Differentials
Acoustic neuroma
SIGNS / SYMPTOMS
Small acoustic tumours typically present as unilateral high-frequency hearing loss with difficulty hearing on the telephone on affected ear.
Acoustic neuroma should be ruled out in any unilateral sensorineural hearing and therefore in patients with meniere's disease.[39]
INVESTIGATIONS
There is reduced word recognition score to an inordinate degree when compared with pure-tone air and bone conduction testing (phonemic regression), roll-over phenomenon, absent or elevated acoustic reflexes, abnormal findings on stapedial reflex decay, and abnormal auditory brainstem response.
Hearing tests may be within normal limits in patients with small acoustic neuromas.
MRI with gadolinium contrast will show a tumour involving the acoustic nerve.
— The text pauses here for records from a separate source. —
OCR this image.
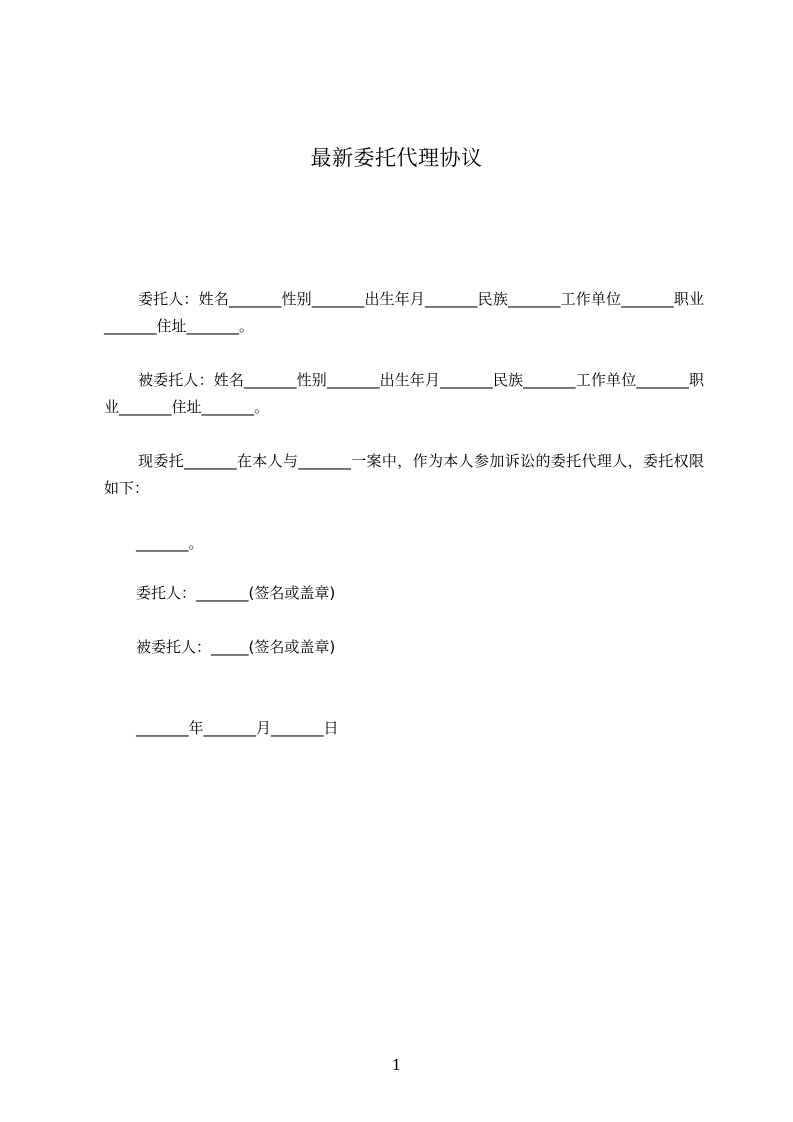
最新委托代理协议
委托人：姓名_______性别_______出生年月_______民族_______工作单位_______职业_______住址_______。
被委托人：姓名_______性别_______出生年月_______民族_______工作单位_______职业_______住址_______。
现委托_______在本人与_______一案中，作为本人参加诉讼的委托代理人，委托权限如下：
_______。
委托人：_______(签名或盖章)
被委托人：_____(签名或盖章)
_______年_______月_______日
1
Vestibular migraine (also called migraine-associated dizziness and migraine-associated vertigo)
SIGNS / SYMPTOMS
Incidence of migraine is significantly greater in populations of meniere's disease (MD) patients, and incidence of complaints of dizziness and MD is greater in migraine populations, than the incidence of either in the general unselected population.[40]
Symptoms and clinical test findings produced by both disorders overlap, and both conditions can co-exist in the same patient.
A very short (<15 minutes) or prolonged (>24 hours) duration of vertigo suggests migraine, and visual auras are more likely. Hearing loss is usually mild and stable over time.
INVESTIGATIONS
Investigations are variable and non-specific. Diagnosis is made on clinical history.[40]
Vestibular neuronitis
SIGNS / SYMPTOMS
Neural degeneration or viral infection of the eighth nerve can produce acute or chronic vertigo, nausea, and vomiting. There is no hearing loss, tinnitus, or aural fullness.
Occurs in epidemics and is most common in people between 40 and 50 years of age. Frequently, patients have had a recent viral infection.
Attacks are of precipitous onset, often occurring at night. Severe rotational vertigo lasts 12 to 36 hours with decreasing disequilibrium for the next 4 to 5 days.
INVESTIGATIONS
Electronystagmography (particularly using bi-thermal caloric testing) often shows unilateral weakness on the affected side, but may be normal.
Viral labyrinthitis
SIGNS / SYMPTOMS
Similar presentation to vestibular neuronitis but accompanied by hearing loss and tinnitus.[41]
INVESTIGATIONS
Patients show various degrees of hearing loss on complete audiological evaluation.
Benign paroxysmal positional vertigo (BPPV)
SIGNS / SYMPTOMS
Patients typically present with episodic vertigo lasting in the range of a few seconds to a minute elicited by certain head movements. These movements include lying flat with the neck extended and turned towards the affected ear, neck extension, and bending over. Unlike attacks caused by meniere's disease (MD), the vertigo spells are not associated with hearing loss, tinnitus, or aural fullness. The vertigo could recur over a period of weeks to months and may resolve spontaneously. Patients usually report a history of trauma or vestibular neuritis. It is important to note that BPPV and MD have been reported to co-exist in the same patient.[42]
INVESTIGATIONS
Hallpike's test will show rotatory nystagmus on the affected side. This is performed by starting in the sitting position then bringing to a supine position with the head turned 45° towards one side with 20° neck extension. Patients with BPPV usually demonstrate a short-lasting torsional nystagmus in this position.[43]
Vertebrobasilar insufficiency
SIGNS / SYMPTOMS
Cerebrovascular disease is more common in older people. The vertigo might be secondary to ischaemia of the labyrinth, brain stem, or both, because they are all supplied by the vertebrobasilar circulation.[44]
Vertigo spells usually last for several minutes, and are accompanied by nausea, vomiting, and severe imbalance. Associated symptoms may include visual blurring or black-outs, diplopia, drop attacks, weakness and numbness of the extremities, and headache.[44]
INVESTIGATIONS
Carotid duplex ultrasound may show changes of atherosclerosis, which implies changes in the cerebral circulation.
CT head may show evidence of previous cerebral infarction.
Magnetic resonance angiography of vessels of neck, base of skull, and circle of Willis may be abnormal.